Now assume that there's a market downturn, and fund A loses even more money, while fund B, because of superior stock-picking skills, manage to make even more money. The result of this is.. fund B is again punished for being really good, while loser fund B gets even more money. Again, this makes no sense.
The reason va works for individual stocks is that stocks can be overvalued. There's only one counter, and if it becomes overvalued, it becomes overvalued. It is not a fund. A fund has a cash component. Unless it is a passive index fund, it needs more money to chase more prospects.
Suppose I told you this, that I want to make 10k profit only this month. So if you are my sales person, the more money you make for me, the less I am going to pay you. The day you make 10k, I am going to totally stop paying you.
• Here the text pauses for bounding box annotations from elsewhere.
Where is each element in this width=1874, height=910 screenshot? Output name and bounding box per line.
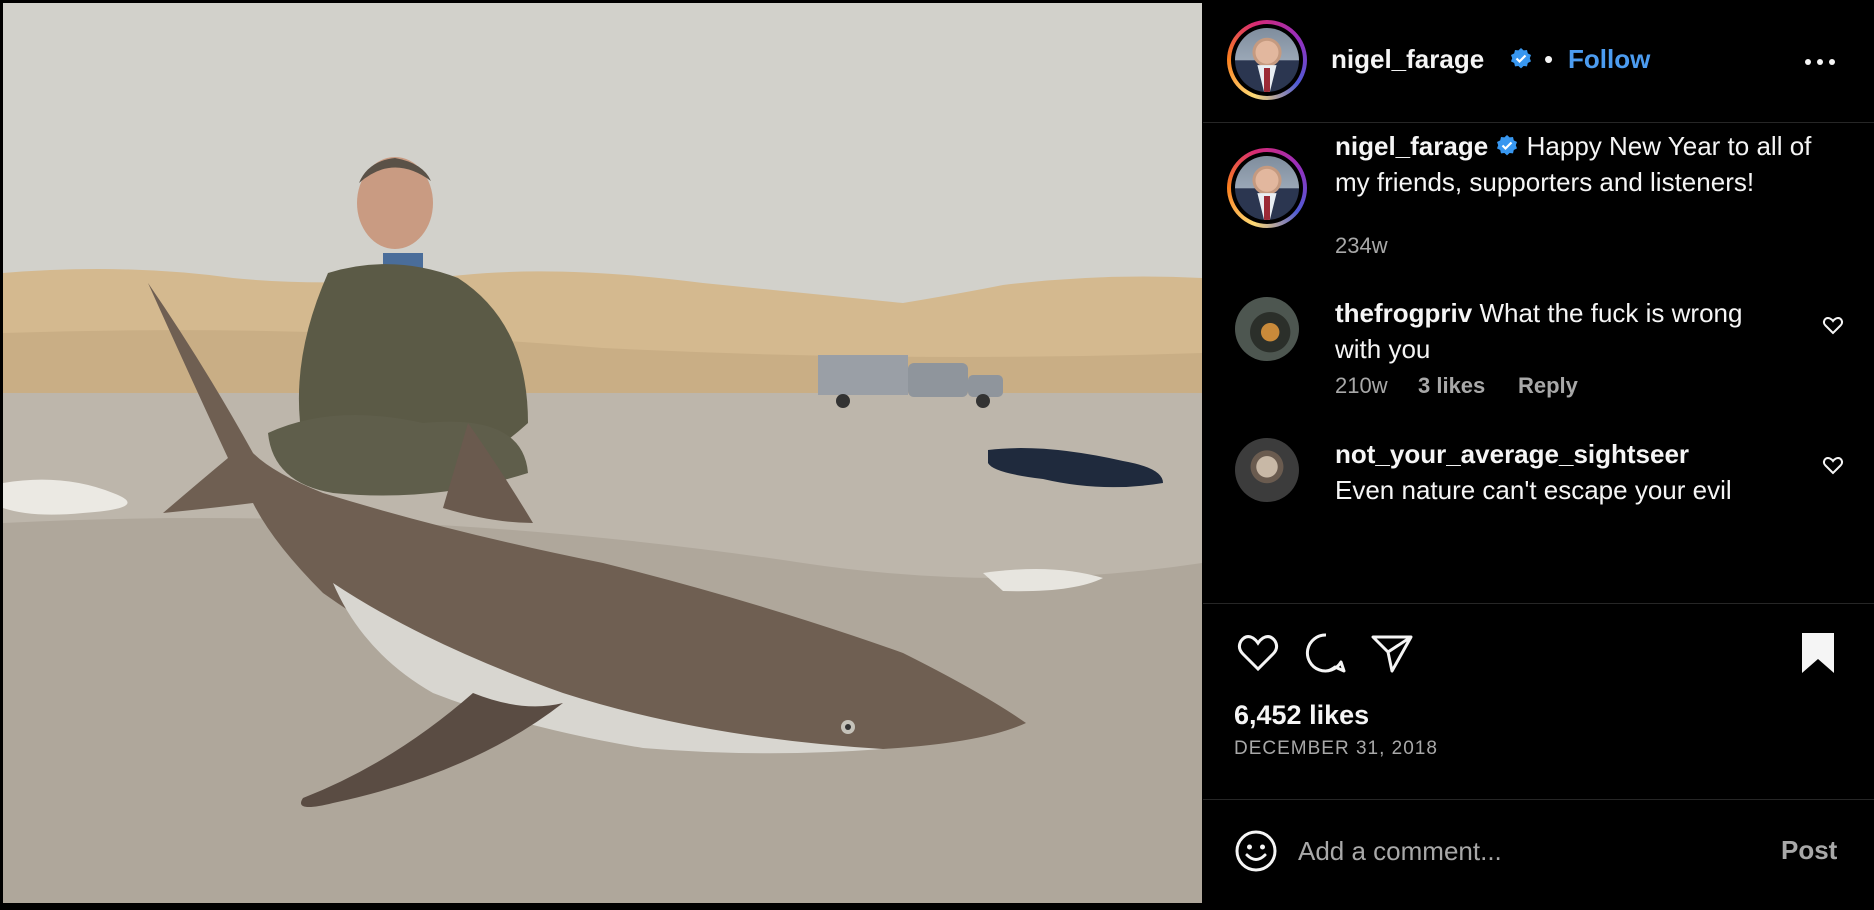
heart-icon[interactable] [1821, 313, 1845, 337]
comment-input[interactable] [1296, 825, 1770, 877]
photo-scene [3, 3, 1202, 903]
header-separator: • [1544, 44, 1554, 74]
header-avatar[interactable] [1227, 20, 1307, 100]
avatar-photo [1235, 28, 1299, 92]
instagram-post-modal: nigel_farage • Follow nigel_farage Happy… [0, 0, 1874, 910]
header-username[interactable]: nigel_farage [1331, 44, 1484, 75]
verified-badge-icon [1497, 135, 1518, 156]
post-actions: 6,452 likes DECEMBER 31, 2018 [1203, 603, 1874, 800]
verified-badge-icon [1511, 48, 1531, 69]
heart-icon[interactable] [1234, 629, 1282, 677]
caption-avatar[interactable] [1227, 148, 1307, 228]
comment-icon[interactable] [1302, 629, 1350, 677]
comment-username[interactable]: not_your_average_sightseer [1335, 439, 1689, 469]
heart-icon[interactable] [1821, 453, 1845, 477]
comment-likes[interactable]: 3 likes [1418, 373, 1485, 399]
reply-button[interactable]: Reply [1518, 373, 1578, 399]
emoji-icon[interactable] [1234, 829, 1278, 873]
caption-timestamp[interactable]: 234w [1335, 233, 1388, 259]
post-side-panel: nigel_farage • Follow nigel_farage Happy… [1203, 0, 1874, 910]
likes-count[interactable]: 6,452 likes [1234, 700, 1369, 731]
follow-button[interactable]: Follow [1568, 44, 1650, 75]
comment-text: not_your_average_sightseer Even nature c… [1335, 436, 1805, 508]
caption-username[interactable]: nigel_farage [1335, 131, 1488, 161]
comments-section: nigel_farage Happy New Year to all of my… [1203, 123, 1874, 603]
post-date[interactable]: DECEMBER 31, 2018 [1234, 738, 1438, 760]
bookmark-icon[interactable] [1796, 629, 1840, 677]
comment-body: Even nature can't escape your evil [1335, 475, 1732, 505]
comment-text: thefrogpriv What the fuck is wrong with … [1335, 295, 1755, 367]
avatar-photo [1235, 156, 1299, 220]
more-options-icon[interactable] [1798, 42, 1842, 82]
caption: nigel_farage Happy New Year to all of my… [1335, 128, 1815, 200]
post-header: nigel_farage • Follow [1203, 0, 1874, 123]
share-icon[interactable] [1368, 629, 1416, 677]
comment-username[interactable]: thefrogpriv [1335, 298, 1472, 328]
comment-avatar[interactable] [1235, 297, 1299, 361]
post-photo[interactable] [3, 3, 1202, 903]
comment-avatar[interactable] [1235, 438, 1299, 502]
post-comment-button[interactable]: Post [1781, 835, 1837, 866]
comment-timestamp[interactable]: 210w [1335, 373, 1388, 399]
add-comment-bar: Post [1203, 799, 1874, 910]
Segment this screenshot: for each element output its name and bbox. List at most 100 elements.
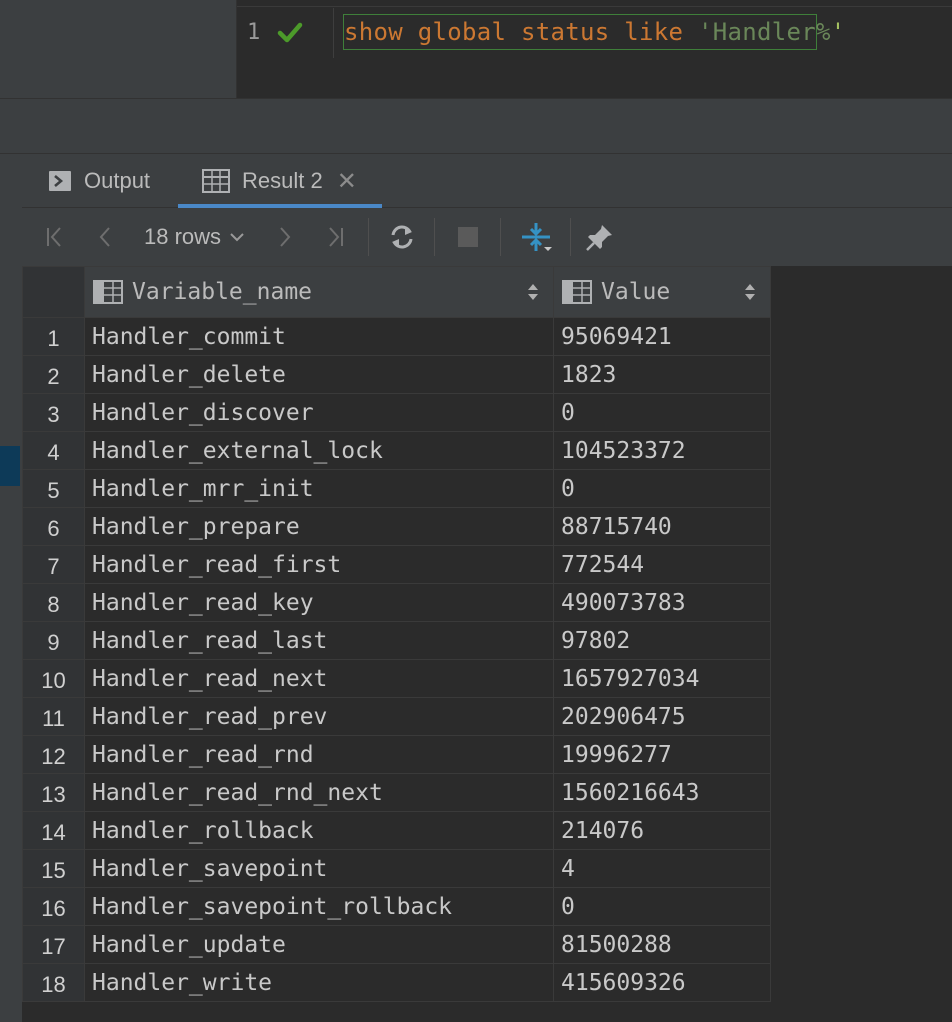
row-number[interactable]: 10 [22,659,85,698]
row-number[interactable]: 5 [22,469,85,508]
row-number[interactable]: 17 [22,925,85,964]
stop-icon[interactable] [452,208,484,266]
table-row[interactable]: 2 Handler_delete 1823 [22,355,771,394]
next-page-icon[interactable] [270,208,300,266]
cell-value[interactable]: 1560216643 [553,773,771,812]
sort-icon[interactable] [744,282,756,302]
first-page-icon[interactable] [40,208,70,266]
cell-variable-name[interactable]: Handler_discover [84,393,554,432]
close-icon[interactable]: ✕ [337,167,357,196]
cell-value[interactable]: 415609326 [553,963,771,1002]
table-row[interactable]: 9 Handler_read_last 97802 [22,621,771,660]
cell-variable-name[interactable]: Handler_read_key [84,583,554,622]
table-row[interactable]: 14 Handler_rollback 214076 [22,811,771,850]
cell-variable-name[interactable]: Handler_rollback [84,811,554,850]
sql-editor[interactable]: 1 [237,0,952,98]
table-row[interactable]: 6 Handler_prepare 88715740 [22,507,771,546]
cell-variable-name[interactable]: Handler_savepoint_rollback [84,887,554,926]
toolbar-separator [570,218,571,256]
cell-variable-name[interactable]: Handler_read_last [84,621,554,660]
toolbar-separator [500,218,501,256]
cell-variable-name[interactable]: Handler_read_rnd [84,735,554,774]
sql-query[interactable]: show global status like 'Handler%' [344,18,845,46]
table-row[interactable]: 8 Handler_read_key 490073783 [22,583,771,622]
selected-session-marker[interactable] [0,446,20,486]
cell-variable-name[interactable]: Handler_prepare [84,507,554,546]
cell-variable-name[interactable]: Handler_update [84,925,554,964]
services-strip [0,154,22,1022]
grid-corner[interactable] [22,266,85,318]
grid-header-row: Variable_name Value [22,266,771,318]
cell-value[interactable]: 19996277 [553,735,771,774]
row-number[interactable]: 9 [22,621,85,660]
column-header-variable-name[interactable]: Variable_name [84,266,554,318]
row-number[interactable]: 4 [22,431,85,470]
cell-value[interactable]: 202906475 [553,697,771,736]
cell-value[interactable]: 0 [553,469,771,508]
cell-variable-name[interactable]: Handler_delete [84,355,554,394]
cell-value[interactable]: 88715740 [553,507,771,546]
table-row[interactable]: 12 Handler_read_rnd 19996277 [22,735,771,774]
row-number[interactable]: 1 [22,317,85,356]
cell-variable-name[interactable]: Handler_savepoint [84,849,554,888]
table-row[interactable]: 17 Handler_update 81500288 [22,925,771,964]
cell-value[interactable]: 95069421 [553,317,771,356]
cell-variable-name[interactable]: Handler_mrr_init [84,469,554,508]
pin-icon[interactable] [582,208,618,266]
table-row[interactable]: 3 Handler_discover 0 [22,393,771,432]
row-number[interactable]: 2 [22,355,85,394]
row-number[interactable]: 15 [22,849,85,888]
cell-value[interactable]: 0 [553,393,771,432]
table-row[interactable]: 10 Handler_read_next 1657927034 [22,659,771,698]
table-row[interactable]: 7 Handler_read_first 772544 [22,545,771,584]
cell-value[interactable]: 97802 [553,621,771,660]
cell-value[interactable]: 214076 [553,811,771,850]
previous-page-icon[interactable] [90,208,120,266]
cell-variable-name[interactable]: Handler_external_lock [84,431,554,470]
cell-variable-name[interactable]: Handler_read_first [84,545,554,584]
table-row[interactable]: 1 Handler_commit 95069421 [22,317,771,356]
row-number[interactable]: 11 [22,697,85,736]
panel-divider[interactable] [0,98,952,154]
cell-variable-name[interactable]: Handler_write [84,963,554,1002]
row-number[interactable]: 14 [22,811,85,850]
cell-variable-name[interactable]: Handler_read_next [84,659,554,698]
table-row[interactable]: 16 Handler_savepoint_rollback 0 [22,887,771,926]
row-number[interactable]: 16 [22,887,85,926]
console-icon [49,171,71,191]
cell-value[interactable]: 490073783 [553,583,771,622]
cell-value[interactable]: 1823 [553,355,771,394]
column-header-value[interactable]: Value [553,266,771,318]
cell-variable-name[interactable]: Handler_read_prev [84,697,554,736]
compare-icon[interactable] [516,208,556,266]
tab-result-label: Result 2 [242,168,323,193]
row-number[interactable]: 3 [22,393,85,432]
tab-output[interactable]: Output [48,154,150,208]
cell-value[interactable]: 4 [553,849,771,888]
cell-variable-name[interactable]: Handler_commit [84,317,554,356]
table-row[interactable]: 18 Handler_write 415609326 [22,963,771,1002]
cell-value[interactable]: 0 [553,887,771,926]
row-number[interactable]: 6 [22,507,85,546]
sort-icon[interactable] [527,282,539,302]
table-row[interactable]: 13 Handler_read_rnd_next 1560216643 [22,773,771,812]
last-page-icon[interactable] [320,208,350,266]
table-row[interactable]: 5 Handler_mrr_init 0 [22,469,771,508]
table-row[interactable]: 11 Handler_read_prev 202906475 [22,697,771,736]
row-number[interactable]: 7 [22,545,85,584]
row-count-dropdown[interactable]: 18 rows [144,208,245,266]
cell-value[interactable]: 1657927034 [553,659,771,698]
tab-result-2[interactable]: Result 2 ✕ [202,154,357,208]
cell-value[interactable]: 81500288 [553,925,771,964]
row-number[interactable]: 18 [22,963,85,1002]
result-tabs: Output Result 2 ✕ [22,154,952,208]
row-number[interactable]: 13 [22,773,85,812]
row-number[interactable]: 12 [22,735,85,774]
cell-variable-name[interactable]: Handler_read_rnd_next [84,773,554,812]
table-row[interactable]: 15 Handler_savepoint 4 [22,849,771,888]
refresh-icon[interactable] [384,208,420,266]
table-row[interactable]: 4 Handler_external_lock 104523372 [22,431,771,470]
row-number[interactable]: 8 [22,583,85,622]
cell-value[interactable]: 772544 [553,545,771,584]
cell-value[interactable]: 104523372 [553,431,771,470]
And somehow you think this is a good idea.
Your method above hinges only on alpha generated by THE fund manager.
VCA, DCA & other mechanical "no fear / no greed" method is not hinging on THE fund manager but on the logic of buying more (whether units or value) when low, and not buying too much (or even selling/rebalancing) when high.
If U choose to compare that way, might as well compare your method VS asset and sub-asset allocation right?
Different roads to the same goals - gains.
BTW, in reality - looking for THE fund manager(s) to generate superb alphas, how many is there + how much "one is willing to bet on that horse"
VS
using mechanical "no fear / no greed", one just plods along.
Of course, why not marry them both?
eg. 60% mechanical, 40% picking?
just like some folks doing ETF / mutual funds AND stock picking (and/or trading).
Reason: when trading or stock picking - usually one doesn't "sai lang" and go whole hog in. Position sizing is used to control exposure and pontential blow-ups VS potential returns).